What do the pupils and non-specialists think about the demo garden?
Josef Stangl: It provides the pupils with the opportunity to walk right into the population, to touch the plants and to smell them. It is a great experience for them that the lessons take place outside in the field and that they can learn with all their senses.
Michael Braun: With non-specialist adults it always is exciting as we can show them things on a small scale that often are discussed by society, e.g. no-till farming or tillage, plough versus ploughless. A lot of effects can be shown directly in the field in a considerably more impressive way, e.g. soil structure and the consequences of different cultivation intensities.

What about the more uncommon crops in the demo garden? Why do you cultivate them?
Josef Stangl: Because of the climate change we question and test a lot of things. We always move on the thin line between what can be put into practice and makes sense for the farmer and what is just playing around. It is our objective to also test crops that virtually could get directly from the field onto the plate, like for example chickpeas, edamame, popcorn maize or sugar maize. Another reason is to test how these crops can be included in the rotation. In the future, it will get more and more risky to use intensive and tight rotations. This is why we look into alternatives.
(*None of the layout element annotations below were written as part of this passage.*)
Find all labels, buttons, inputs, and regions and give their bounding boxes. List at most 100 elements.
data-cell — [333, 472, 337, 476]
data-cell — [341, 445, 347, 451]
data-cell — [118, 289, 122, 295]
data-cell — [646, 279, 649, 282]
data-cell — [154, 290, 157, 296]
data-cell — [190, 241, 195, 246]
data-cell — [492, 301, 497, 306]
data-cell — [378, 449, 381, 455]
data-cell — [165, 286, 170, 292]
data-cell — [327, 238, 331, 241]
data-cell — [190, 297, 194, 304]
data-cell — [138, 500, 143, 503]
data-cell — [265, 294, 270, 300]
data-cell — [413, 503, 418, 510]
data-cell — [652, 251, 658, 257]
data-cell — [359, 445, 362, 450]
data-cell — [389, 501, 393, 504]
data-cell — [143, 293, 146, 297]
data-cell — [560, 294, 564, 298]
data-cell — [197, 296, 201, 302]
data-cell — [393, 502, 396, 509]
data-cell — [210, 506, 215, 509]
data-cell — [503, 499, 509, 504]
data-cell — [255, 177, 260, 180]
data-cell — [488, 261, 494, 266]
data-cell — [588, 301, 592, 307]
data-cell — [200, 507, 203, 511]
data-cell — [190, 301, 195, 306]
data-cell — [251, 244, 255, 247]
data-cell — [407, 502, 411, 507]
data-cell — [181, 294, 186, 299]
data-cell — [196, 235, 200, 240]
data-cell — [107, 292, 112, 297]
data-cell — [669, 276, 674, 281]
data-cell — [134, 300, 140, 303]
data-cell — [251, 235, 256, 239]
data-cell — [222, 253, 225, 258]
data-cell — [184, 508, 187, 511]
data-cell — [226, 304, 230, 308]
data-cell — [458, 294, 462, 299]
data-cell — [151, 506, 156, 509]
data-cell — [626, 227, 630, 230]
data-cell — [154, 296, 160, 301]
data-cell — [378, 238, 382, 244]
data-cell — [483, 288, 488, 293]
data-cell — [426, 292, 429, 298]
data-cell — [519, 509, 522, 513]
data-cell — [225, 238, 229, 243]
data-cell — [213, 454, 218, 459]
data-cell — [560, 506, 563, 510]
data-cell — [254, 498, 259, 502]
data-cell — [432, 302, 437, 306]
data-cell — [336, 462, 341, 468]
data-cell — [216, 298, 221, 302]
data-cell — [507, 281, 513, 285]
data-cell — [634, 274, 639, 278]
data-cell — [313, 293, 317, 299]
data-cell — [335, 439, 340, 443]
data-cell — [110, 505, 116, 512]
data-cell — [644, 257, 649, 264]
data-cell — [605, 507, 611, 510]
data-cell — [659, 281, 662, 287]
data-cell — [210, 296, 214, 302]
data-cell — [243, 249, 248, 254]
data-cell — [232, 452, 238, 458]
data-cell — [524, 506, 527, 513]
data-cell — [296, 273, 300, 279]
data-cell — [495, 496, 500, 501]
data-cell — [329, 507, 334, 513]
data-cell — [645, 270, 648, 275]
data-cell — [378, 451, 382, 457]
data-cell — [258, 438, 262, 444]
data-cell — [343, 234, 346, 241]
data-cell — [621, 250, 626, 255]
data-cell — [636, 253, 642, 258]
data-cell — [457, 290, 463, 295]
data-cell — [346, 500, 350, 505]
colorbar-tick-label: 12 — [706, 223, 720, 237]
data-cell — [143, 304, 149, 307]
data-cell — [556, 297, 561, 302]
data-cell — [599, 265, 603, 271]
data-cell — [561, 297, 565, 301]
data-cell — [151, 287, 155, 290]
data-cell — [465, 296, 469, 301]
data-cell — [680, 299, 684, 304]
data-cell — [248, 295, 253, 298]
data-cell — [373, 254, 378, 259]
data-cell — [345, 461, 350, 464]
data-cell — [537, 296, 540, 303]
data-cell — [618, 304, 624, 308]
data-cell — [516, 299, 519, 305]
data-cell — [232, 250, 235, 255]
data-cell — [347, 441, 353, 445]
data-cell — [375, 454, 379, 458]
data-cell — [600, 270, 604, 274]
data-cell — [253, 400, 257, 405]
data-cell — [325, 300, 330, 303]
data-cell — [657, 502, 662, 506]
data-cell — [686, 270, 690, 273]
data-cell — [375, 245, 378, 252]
How do the visitors react to those special crops?
Josef Stangl: The pupils are especially thrilled by the popcorn maize. The children think it’s brilliant! The more unusual a crop is, the more interested they are.
Michael Braun: In my opinion, two aspects are very important with regard to the cultivation of these special crops: First, we can show the visitors what can be cultivated in our region beside the traditional crops and second, we as a company learn quite a lot. We ourselves cannot yet assess what the final result of the cultivation tests will be. It is a constant learning process to test if what we do makes sense and is useful. Therefore, it also is one of the tasks of the demo garden to test diversity as well as to teach ourselves certain things and to learn from them. We are still far from being experts for these crops and we first of all have to create a knowledge base.

What grows in the demo garden?

A summary of this year’s cultivation tests in the demo garden

Maize, wheat, rape: The traditional crops still play an important role in the demo garden. The tests mainly are about detecting production-related subtleties.
Catch crops: Various catch crops and catch crops mixtures are cultivated in the demo garden to examine the influence on the following crop. Different catch crops are tested to gather experiences and find out which additional value they have for the following plant.
Soya and edamame: The trend more and more goes towards the production of domestic protein. HORSCH thinks that in some years, soya will be established in Germany and that the number of site-specific varieties will increase in the future. Moreover, soya is easy to hoe and is ideal as a previous crop for cereals.
Chickpeas: So far, there only is few information about the cultivation of chickpeas in Germany. Moreover, there are just a few available varieties. Chickpeas are mainly grown in Southern countries or dry regions.
Sunflowers, sugar maize and popcorn maize: Similar to the chickpeas the idea for these crops is to have a short way from the field to the plate.
Hemp: At the moment, the demand for hemp in Germany is increasing so rapidly that it cannot be covered. Hemp is an excellent example for the fact that uncommon crops are quite popular in our society.

Less than 1/3 of the plots in the demo garden are used for cultivating the special crops.